Philly Cheesesteaks Ranked: From Most Philly to Most Blasphemous
Like any dish with a bit of history behind it, the original philly cheesesteak sandwich—thinly sliced beefsteak, onions, and cheese on a hoagie—has spawned many offshoots. But which is the best philly cheesesteak? It’s hard enough to agree upon which version is even the “original,” let alone which is the best. But with a few napkins and a little ingenuity, we did what we could.
The Original Philly Cheesesteak with Cheez Whiz
Ladies and gentlemen, this is what a real cheesesteak looks like.
Look. This one is obviously the best philly cheesesteak. We could build a bunch of phony suspense and wait till the end to tell you, but let’s not play games. Cheez Whiz reigns king.
But in declaring the Cheez Whiz steak the best, we have to address a longstanding controversy. Now, cheesesteaks were invented in the 1930s, but Cheez Whiz wasn’t introduced until the 1950s. So how can it truly claim the crown? Simple: because the people have spoken (democracy exists even in the Cheesesteak kingdom).
Famed South Philly cheesesteak hub Pat’s King of Steaks reports Cheez Whiz as the cheese of choice for the majority of its customers. And Pat’s, in fact, is named for Pat Oliveri, the inventor of the original cheesesteak, and is run by his nephew.
Here’s the kicker. When Pat first created his legendary steak sandwich, it had no cheese at all. And although American cheese and provolone were used on the sandwich before the invention of Cheez Whiz, it’s the Whiz that remains the most popular choice.
If we showed you a real chicken cheesesteak, you might become ravenously hungry. This stock photo of a chicken sandwich should give you just a little bit of an appetite while you read.
Swapping your steak for chicken is a reasonable, non-blasphemous thing to do. Nothing wrong with cutting back on red meat. However, we would be remiss if we didn’t make one important caveat. Cheez Whiz should be reserved for steak only. When switching to chicken, it’s important to choose American cheese.
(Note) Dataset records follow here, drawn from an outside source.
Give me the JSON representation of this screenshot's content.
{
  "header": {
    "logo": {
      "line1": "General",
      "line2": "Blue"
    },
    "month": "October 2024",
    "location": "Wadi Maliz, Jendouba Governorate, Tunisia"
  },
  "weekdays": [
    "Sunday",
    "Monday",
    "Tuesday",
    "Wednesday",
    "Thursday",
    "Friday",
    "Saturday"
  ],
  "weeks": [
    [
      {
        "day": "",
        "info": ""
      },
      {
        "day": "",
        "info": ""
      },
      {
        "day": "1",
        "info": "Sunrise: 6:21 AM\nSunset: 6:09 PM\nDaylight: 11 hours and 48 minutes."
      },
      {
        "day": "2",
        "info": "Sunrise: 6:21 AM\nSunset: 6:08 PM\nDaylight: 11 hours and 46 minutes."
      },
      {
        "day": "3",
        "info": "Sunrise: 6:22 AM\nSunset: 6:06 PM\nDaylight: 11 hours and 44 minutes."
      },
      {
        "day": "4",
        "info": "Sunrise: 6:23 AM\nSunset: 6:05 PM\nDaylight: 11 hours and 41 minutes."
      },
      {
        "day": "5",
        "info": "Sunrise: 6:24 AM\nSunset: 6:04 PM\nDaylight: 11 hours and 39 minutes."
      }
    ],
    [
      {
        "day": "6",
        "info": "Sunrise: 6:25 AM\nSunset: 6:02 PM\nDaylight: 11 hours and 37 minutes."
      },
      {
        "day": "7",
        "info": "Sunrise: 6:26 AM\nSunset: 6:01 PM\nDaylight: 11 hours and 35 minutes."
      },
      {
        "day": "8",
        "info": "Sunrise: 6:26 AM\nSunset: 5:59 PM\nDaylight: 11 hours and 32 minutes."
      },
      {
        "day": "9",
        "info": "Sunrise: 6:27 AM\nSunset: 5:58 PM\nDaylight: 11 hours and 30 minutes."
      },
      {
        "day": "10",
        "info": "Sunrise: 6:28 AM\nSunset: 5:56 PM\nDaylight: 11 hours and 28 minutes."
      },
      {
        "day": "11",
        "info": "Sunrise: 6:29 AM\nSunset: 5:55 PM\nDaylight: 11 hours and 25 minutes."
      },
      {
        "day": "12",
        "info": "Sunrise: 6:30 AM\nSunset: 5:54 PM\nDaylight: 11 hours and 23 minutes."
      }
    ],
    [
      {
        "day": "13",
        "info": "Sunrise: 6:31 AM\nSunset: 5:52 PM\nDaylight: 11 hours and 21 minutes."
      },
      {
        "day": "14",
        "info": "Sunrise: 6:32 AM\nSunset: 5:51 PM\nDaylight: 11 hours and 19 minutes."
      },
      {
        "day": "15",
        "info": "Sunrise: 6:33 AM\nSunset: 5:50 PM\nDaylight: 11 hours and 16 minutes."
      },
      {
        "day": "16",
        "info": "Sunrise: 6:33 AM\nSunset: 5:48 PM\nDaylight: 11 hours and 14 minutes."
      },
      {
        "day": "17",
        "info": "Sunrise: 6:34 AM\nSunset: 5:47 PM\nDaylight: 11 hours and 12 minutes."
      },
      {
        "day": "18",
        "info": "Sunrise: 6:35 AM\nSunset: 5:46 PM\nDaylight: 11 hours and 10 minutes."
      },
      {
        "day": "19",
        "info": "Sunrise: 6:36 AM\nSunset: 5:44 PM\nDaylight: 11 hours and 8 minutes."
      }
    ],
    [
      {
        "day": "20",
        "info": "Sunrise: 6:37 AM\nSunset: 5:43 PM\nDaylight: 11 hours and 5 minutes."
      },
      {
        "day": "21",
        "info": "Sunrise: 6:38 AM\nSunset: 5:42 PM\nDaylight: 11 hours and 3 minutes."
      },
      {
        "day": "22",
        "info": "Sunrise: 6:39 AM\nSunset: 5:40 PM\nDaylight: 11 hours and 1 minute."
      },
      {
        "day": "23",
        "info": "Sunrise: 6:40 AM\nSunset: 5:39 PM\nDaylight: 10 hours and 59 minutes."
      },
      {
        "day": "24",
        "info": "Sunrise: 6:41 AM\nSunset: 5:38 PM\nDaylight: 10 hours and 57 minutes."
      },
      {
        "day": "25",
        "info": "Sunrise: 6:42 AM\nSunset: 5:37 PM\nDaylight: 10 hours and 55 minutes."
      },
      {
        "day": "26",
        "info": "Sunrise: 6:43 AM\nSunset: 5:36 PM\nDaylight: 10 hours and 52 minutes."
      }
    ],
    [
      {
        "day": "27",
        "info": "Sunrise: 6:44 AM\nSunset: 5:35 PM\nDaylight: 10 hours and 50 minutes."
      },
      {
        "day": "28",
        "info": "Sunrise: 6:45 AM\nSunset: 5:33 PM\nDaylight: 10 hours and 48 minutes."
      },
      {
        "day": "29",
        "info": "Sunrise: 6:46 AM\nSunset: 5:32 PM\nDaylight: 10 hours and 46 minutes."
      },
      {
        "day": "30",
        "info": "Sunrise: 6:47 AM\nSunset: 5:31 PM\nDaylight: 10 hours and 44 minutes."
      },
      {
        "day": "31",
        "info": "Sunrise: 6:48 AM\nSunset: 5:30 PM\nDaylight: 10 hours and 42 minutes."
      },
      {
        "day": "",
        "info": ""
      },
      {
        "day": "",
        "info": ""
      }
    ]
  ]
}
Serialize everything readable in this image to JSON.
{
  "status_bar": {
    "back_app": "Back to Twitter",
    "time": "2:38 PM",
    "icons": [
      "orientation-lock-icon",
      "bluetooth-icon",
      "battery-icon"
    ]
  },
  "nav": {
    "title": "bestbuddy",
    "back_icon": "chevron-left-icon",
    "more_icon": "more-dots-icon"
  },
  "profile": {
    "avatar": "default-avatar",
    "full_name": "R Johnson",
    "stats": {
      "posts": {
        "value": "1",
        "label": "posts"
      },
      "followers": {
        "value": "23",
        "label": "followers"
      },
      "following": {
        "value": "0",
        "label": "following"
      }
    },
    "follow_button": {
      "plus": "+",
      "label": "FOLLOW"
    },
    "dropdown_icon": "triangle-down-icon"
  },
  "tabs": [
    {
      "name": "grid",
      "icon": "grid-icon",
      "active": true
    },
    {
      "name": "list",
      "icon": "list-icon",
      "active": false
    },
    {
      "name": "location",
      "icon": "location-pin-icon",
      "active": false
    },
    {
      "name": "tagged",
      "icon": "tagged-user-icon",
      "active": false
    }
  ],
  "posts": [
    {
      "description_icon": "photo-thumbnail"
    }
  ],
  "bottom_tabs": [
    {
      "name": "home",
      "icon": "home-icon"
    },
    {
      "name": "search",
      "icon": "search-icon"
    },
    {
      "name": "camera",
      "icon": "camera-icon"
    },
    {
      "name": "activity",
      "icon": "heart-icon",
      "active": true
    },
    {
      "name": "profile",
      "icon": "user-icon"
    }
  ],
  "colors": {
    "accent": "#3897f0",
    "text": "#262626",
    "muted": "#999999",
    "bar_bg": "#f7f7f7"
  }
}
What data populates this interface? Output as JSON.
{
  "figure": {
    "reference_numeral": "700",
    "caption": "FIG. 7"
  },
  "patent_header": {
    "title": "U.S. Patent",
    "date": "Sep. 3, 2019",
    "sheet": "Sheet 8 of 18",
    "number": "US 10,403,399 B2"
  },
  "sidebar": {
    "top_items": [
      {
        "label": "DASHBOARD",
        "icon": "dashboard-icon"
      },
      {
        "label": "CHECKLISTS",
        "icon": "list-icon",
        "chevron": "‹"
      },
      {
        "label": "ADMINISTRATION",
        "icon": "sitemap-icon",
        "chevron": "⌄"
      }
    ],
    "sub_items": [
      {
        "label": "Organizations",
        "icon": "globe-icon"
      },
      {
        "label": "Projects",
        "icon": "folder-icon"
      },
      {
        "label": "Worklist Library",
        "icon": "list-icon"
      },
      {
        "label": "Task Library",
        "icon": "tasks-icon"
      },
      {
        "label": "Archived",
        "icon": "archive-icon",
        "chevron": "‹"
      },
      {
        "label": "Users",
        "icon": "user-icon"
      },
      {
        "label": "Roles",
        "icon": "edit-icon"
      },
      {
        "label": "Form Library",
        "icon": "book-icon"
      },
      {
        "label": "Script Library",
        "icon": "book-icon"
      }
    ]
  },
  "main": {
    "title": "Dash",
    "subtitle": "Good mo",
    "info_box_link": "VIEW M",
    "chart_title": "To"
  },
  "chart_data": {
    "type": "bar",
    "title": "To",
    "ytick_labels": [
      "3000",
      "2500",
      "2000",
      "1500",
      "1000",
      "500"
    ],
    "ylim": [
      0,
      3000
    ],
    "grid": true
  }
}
Or at least, that’s the advice that Tony Luke, Jr., of Tony Luke’s, gave to Philly.com, and we are going to defer to his wisdom on this one.
The Original Philly Cheesesteak with Provolone
A respectable alternative to its fun, Cheez Whiz-laden brother. The Dennis Quaid of sandwiches, if you will.
Okay. Maybe we were a little harsh on provolone cheesesteak before. The truth is, many die-hard cheesesteak aficionados swear by provolone. In fact, the owner of popular South Philly spot Geno’s claims never to have even tried Cheez Whiz on his steak, opting for provolone every time.
So this sandwich is okay. But Groupon believes in democracy, and the people’s choice—the Cheez Whiz steak—beats out the provolone steak preferred by a small group of elites any day.
This barely qualifies as a real cheesesteak… So why do you think we would validate it with a real picture?
There are some wise guys out there who think they can improve upon perfection. Bless them for trying. But the phenomenon known as the pizza steak—a twist on the philly with tomato sauce, mozzarella, and possibly peppers and mushrooms—is treading on very thin ice. And since a cheesesteak is supposed to be nice and hot, it should never be near ice at all, not even metaphorically.
Because our love of pizza knows no bounds, we can accept that some people want to eat this sandwich. But if you choose to order one, just be aware that you are testing the limits of what constitutes a cheesesteak.
Is this a picture of a vegan cheesesteak? It’s hard to tell, because this monstrosity has nothing to do with real cheesesteaks.
Is a broken umbrella really an umbrella if it doesn’t protect you from the rain? Is a cheesesteak really a cheesesteak if it has no steak or cheese? This is blasphemy pure and simple. We are talking about a sandwich with seitan or mushrooms and soy-based “cheese.”
Sure, that’s a sandwich of some sort. Maybe even a delicious one. But it’s not a cheesesteak. Labeling it so is a disgrace to Pat Oliveri and his sacred and wonderful invention, and true cheesesteak lovers will not stand for it, not now, not ever.